怎么会是自己身上的声音呢?“应该是这弄堂的石板地!”
陈菲茹只当单飞已经吓傻了,但此时顾不得谁傻不傻的问题,而是那几个影子离自己越来越近。
“STOP!”陈菲茹手掌前伸,面向阴货严厉地说道:“离我远点儿!”
这会子,如果胡瑜哥哥在跟前就好了,但是他上一次在地下陵墓就受伤未愈,这次又被阴煞所伤,现在还行动不便。
陈菲茹告诉自己一定要冷静,“单飞,你除了辟邪珠外,手里还有什么东西吗?”
陈菲茹胸前有块玉佩,是胡瑜在她十八岁生日时给的,上面经他加持八十一道,当然是能除邪气的,但她手中还有一物,那就是原先在拍卖行所得的一只玉葫芦,是先前胡瑜不放心交给她的!
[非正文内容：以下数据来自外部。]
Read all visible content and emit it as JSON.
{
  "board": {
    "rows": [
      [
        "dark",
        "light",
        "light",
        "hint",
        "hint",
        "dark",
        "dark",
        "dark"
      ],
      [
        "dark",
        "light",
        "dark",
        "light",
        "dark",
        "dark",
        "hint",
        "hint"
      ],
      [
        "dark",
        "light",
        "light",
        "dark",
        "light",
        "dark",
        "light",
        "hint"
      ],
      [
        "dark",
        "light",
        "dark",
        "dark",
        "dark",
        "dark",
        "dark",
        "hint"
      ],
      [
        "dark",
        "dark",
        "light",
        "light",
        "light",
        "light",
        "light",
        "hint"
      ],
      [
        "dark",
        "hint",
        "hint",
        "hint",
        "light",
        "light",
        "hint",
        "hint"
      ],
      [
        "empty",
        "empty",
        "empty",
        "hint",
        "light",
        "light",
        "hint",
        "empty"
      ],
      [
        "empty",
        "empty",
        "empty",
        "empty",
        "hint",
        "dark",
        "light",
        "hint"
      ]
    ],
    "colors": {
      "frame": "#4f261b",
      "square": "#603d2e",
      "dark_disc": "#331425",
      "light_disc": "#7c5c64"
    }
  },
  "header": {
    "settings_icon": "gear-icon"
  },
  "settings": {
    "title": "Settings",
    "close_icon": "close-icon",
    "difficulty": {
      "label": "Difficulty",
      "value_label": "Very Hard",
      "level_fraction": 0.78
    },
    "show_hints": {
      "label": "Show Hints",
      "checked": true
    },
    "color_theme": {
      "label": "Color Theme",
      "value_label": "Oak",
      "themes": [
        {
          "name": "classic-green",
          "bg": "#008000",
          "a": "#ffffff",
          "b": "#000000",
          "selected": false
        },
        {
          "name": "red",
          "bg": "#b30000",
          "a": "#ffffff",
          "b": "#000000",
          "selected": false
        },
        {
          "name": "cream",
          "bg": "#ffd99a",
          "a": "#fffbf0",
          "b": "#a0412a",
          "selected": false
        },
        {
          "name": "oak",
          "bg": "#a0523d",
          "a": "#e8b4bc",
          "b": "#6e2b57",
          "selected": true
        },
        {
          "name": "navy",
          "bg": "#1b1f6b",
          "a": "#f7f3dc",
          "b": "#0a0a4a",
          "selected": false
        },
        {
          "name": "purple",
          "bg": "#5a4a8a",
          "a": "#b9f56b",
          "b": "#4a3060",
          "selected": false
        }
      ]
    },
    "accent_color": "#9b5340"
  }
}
单飞手中忽然被塞进一个圆溜溜,温润润的东西:“拿着玉葫芦,觉得哪里最冷,就把葫芦口对准哪里。”陈菲茹简单地说道:“这是法器,除邪使用!”
单飞摸了摸手中的玉葫芦,“这个,这么小……”
陈菲茹凑近她耳边,低声说道:“历代高僧加持开光,早就成了法器,也就是武器,我们没办法象胡瑜哥哥这样用,但是护身是肯定可以的,但千万不要乱砸啊!”砸了你就只能等死了!
单飞将玉葫芦捏得紧紧的,阿弥陀佛,佛主一定要保佑我!
陈菲茹眼睛能看到的,有些惊讶,这些,全部是身穿红嫁衣的女子!
有的很大了,有的还很小,甚至还有几个象刚出生的模样,被其他的红衣女子抱在手中,面前的魂灵,个个面色青白,形容憔悴。
“你们拦住我们干啥?我们不是男子!”陈菲茹冷静下来,她需要知道这些魂灵拦住她俩的用意。
“活人,为什么要走阴人巷子?”魂灵们不是交谈,而是质问的语气!
这里是阴人巷?也就是死人才走的地方?陈菲茹吃了一惊,但还是平静地说道:“我们是来这里的游客,误入这里……”
说到这里,愣了一下神,这些魂灵,全部注意力集中在单飞身上!
这是什么缘故?
“单飞,你能走吗?”
“去哪儿?”
“逃命!”
“还等什么?跑啊!”单飞抓着陈菲茹飞快地跑起来,陈菲茹庆幸自己和单飞穿的都是轻便的平底帆布鞋,而不是贪图漂亮,穿了时尚拖鞋。
跑着跑着,二人迷了方向,“单飞,我们现在都不知道在哪里了!”
单飞快速的四下张望一下,指着左侧的巷子说道:“这边!”
说完,拉着她又开始跑,陈菲茹惊讶地发现她跑的时候,还能知道从哪里拐弯,并从哪里退出,象是对这里非常熟悉,熟悉得象回自己家那样,没有一点犹豫的感觉。